Possible suggested change, assuming signal support:

async function readFile(file, { signal }) {
  var reader = new FileReader({ signal });
  const p = new Promise((resolve, reject) => {
    reader.onload = (e) => resolve(e.target.result);
    reader.onerror = (e) => reject(reader.error);
  });
  reader.readAsText(file);
  return await p;
}
domenic commented 3 years ago

Not speaking for the editors here, but for my part, I consider FileReader deprecated and replaced by the .stream(), .text(), and .arrayBuffer() methods.

benjamingr commented 3 years ago

@domenic Ah thanks, so in that case the ask should be to support signals in .text and .arrayBuffer?

Is it currently possible to abort an ongoing .text()?

Since it returns a promise and does not take a signal parameter I don't see/know how to do that.

domenic commented 3 years ago

Yeah, that would make sense to me. Indeed they cannot be aborted currently; you'd need to use .stream() + TextDecoderStream.

annevk commented 3 years ago

It would be a bit unfortunate to lose the symmetry with Request/Response, but maybe that's okay. I guess these are already different in that you can invoke them multiple times.

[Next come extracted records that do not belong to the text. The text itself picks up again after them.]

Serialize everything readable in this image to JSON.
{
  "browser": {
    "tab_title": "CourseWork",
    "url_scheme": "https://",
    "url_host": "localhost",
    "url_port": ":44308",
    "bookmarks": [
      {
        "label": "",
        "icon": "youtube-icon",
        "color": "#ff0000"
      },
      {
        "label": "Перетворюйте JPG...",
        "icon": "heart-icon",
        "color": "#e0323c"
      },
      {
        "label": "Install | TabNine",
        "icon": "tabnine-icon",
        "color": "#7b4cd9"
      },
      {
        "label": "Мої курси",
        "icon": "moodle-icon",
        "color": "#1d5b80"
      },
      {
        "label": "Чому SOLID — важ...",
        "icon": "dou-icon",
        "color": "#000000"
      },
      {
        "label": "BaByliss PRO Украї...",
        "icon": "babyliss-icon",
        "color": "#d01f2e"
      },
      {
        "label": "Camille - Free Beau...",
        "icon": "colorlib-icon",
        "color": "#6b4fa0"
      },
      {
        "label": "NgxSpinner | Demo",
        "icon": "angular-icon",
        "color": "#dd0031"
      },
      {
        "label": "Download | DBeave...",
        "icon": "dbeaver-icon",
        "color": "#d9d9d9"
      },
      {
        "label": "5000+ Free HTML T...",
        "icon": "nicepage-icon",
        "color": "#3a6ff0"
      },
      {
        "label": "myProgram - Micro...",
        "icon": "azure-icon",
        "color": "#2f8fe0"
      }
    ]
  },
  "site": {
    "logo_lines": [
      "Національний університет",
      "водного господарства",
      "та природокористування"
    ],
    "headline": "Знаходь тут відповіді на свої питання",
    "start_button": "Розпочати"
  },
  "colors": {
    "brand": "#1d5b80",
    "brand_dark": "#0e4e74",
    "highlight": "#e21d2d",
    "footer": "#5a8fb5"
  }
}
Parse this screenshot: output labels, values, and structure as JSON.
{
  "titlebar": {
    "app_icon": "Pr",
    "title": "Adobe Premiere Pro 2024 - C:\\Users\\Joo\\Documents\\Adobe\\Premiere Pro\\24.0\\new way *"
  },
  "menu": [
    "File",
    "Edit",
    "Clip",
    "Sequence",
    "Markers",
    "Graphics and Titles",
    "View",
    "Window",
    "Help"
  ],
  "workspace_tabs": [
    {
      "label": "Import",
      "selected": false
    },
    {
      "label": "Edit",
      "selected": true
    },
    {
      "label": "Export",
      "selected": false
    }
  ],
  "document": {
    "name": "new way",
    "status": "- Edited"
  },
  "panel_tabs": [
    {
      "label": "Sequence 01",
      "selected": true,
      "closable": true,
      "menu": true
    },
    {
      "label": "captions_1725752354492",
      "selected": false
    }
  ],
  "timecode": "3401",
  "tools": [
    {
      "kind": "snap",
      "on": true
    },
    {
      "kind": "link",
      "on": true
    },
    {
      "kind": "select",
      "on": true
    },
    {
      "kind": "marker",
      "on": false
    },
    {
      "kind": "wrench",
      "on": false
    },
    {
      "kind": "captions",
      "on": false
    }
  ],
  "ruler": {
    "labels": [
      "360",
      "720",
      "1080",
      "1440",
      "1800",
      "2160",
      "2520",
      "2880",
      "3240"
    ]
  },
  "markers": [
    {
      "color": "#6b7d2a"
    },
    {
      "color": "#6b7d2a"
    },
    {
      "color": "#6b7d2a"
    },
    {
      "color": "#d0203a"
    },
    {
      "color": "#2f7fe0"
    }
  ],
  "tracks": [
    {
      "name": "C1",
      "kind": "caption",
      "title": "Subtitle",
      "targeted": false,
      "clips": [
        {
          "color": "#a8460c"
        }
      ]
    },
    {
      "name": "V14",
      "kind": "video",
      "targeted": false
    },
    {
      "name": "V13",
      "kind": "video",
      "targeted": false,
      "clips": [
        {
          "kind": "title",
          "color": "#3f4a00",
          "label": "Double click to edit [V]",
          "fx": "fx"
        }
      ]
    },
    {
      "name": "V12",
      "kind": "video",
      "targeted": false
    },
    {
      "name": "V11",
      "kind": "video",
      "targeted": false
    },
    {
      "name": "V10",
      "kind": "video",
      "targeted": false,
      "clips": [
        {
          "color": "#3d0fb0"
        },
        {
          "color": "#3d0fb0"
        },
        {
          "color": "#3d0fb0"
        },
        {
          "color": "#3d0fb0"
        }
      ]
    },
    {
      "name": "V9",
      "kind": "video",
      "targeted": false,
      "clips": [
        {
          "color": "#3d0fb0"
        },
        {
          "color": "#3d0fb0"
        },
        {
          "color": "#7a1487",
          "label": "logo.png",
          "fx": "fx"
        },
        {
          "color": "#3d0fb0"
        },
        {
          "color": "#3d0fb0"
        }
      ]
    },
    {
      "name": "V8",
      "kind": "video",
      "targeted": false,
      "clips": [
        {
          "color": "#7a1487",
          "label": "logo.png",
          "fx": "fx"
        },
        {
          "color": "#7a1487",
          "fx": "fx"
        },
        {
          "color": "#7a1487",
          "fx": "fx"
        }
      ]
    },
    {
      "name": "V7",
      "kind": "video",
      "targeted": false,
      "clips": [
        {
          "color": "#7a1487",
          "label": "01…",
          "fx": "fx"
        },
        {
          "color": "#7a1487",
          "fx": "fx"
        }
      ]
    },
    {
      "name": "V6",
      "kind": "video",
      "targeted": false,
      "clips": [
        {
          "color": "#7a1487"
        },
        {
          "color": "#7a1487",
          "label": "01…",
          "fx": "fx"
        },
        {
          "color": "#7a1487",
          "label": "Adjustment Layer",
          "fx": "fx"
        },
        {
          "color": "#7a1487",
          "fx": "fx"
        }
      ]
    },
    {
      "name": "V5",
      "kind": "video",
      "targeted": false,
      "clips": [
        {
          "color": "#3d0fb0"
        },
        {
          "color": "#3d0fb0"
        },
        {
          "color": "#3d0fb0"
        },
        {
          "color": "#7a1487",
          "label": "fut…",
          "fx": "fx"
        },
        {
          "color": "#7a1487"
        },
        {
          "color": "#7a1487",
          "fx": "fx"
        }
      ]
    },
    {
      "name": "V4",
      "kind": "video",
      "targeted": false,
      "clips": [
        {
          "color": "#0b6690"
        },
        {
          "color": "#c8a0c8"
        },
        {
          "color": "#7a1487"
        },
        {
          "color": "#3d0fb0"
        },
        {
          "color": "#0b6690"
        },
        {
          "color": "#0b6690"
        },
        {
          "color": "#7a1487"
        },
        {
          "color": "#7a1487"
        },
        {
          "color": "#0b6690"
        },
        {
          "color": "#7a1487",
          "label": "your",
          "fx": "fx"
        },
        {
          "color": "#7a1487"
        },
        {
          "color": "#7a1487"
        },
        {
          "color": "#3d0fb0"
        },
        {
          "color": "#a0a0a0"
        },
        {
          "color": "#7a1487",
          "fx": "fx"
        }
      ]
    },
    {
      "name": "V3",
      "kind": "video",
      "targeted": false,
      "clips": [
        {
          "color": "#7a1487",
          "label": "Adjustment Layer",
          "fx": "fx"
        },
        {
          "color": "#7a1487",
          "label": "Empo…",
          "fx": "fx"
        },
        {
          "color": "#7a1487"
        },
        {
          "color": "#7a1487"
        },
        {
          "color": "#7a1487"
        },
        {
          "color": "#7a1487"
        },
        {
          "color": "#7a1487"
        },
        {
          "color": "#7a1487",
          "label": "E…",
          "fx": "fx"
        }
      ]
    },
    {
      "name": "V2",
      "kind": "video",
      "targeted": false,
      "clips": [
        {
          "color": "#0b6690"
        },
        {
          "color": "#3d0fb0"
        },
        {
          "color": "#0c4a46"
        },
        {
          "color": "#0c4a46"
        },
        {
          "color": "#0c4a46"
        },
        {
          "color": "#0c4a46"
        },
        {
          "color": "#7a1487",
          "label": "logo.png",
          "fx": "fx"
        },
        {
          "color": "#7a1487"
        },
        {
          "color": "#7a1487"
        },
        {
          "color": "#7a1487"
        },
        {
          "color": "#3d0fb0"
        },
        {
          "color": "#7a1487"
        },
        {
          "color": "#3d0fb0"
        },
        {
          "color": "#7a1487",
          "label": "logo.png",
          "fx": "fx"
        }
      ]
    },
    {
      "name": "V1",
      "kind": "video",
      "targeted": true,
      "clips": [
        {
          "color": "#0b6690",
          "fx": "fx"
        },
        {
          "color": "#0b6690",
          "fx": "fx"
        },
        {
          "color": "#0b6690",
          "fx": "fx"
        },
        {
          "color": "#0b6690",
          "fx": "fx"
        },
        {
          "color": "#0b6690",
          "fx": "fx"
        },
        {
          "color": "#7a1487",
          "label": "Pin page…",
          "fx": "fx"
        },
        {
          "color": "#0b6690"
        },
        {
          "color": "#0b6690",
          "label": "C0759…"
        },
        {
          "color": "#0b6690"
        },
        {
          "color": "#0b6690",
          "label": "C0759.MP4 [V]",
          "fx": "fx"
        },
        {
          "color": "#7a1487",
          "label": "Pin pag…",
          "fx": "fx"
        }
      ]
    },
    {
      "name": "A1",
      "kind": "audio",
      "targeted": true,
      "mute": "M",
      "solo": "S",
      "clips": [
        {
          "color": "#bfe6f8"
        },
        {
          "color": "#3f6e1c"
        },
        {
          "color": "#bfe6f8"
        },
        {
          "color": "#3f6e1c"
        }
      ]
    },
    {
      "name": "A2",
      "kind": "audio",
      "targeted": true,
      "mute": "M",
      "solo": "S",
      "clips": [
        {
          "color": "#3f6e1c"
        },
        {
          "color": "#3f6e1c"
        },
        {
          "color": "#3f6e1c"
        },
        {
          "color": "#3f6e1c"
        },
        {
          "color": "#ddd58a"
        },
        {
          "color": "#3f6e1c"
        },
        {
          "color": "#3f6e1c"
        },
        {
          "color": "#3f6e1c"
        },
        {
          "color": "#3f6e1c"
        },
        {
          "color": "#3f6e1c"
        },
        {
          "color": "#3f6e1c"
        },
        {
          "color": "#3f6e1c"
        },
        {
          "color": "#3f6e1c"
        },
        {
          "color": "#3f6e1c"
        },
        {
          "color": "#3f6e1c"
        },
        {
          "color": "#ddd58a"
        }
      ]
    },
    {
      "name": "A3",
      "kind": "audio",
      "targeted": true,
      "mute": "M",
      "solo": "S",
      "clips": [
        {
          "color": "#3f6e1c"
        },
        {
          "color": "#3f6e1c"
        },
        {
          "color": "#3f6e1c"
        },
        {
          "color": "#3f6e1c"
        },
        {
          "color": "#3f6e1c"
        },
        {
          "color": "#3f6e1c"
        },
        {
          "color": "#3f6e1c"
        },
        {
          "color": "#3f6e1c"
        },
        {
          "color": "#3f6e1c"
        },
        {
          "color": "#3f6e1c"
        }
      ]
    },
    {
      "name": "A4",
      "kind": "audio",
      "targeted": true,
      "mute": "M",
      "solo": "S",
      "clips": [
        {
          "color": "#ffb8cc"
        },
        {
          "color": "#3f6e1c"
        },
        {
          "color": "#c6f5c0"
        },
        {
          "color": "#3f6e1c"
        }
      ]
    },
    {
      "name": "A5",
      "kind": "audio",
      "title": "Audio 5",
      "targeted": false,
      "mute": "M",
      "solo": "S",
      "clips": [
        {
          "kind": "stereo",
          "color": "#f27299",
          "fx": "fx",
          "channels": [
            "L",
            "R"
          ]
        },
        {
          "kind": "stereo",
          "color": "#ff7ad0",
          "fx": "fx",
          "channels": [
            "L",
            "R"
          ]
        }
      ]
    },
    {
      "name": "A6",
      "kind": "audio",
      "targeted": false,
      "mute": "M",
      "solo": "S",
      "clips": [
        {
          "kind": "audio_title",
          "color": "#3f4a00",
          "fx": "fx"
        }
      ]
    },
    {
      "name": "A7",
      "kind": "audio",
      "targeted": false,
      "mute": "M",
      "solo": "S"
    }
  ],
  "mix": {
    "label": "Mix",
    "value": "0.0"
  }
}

domenic commented 3 years ago

I mean, we could also add it to Request / Response's methods. Aborting in that case would probably throw away the entire body.

mkruisselbrink commented 3 years ago

Adding an AbortController to .text() and .arrayBuffer() seems reasonable to me. Agreed that I'd consider FileReader deprecated/legacy, especially now all major browsers support the new methods.

I agree that adding it to Request/Response (i.e. Body) as well would be ideal, but I don't think it would be too bad to only have it here either. It would still be true that you can do anything with these methods on Blob that you can do on other Bodys. And the reverse isn't true already.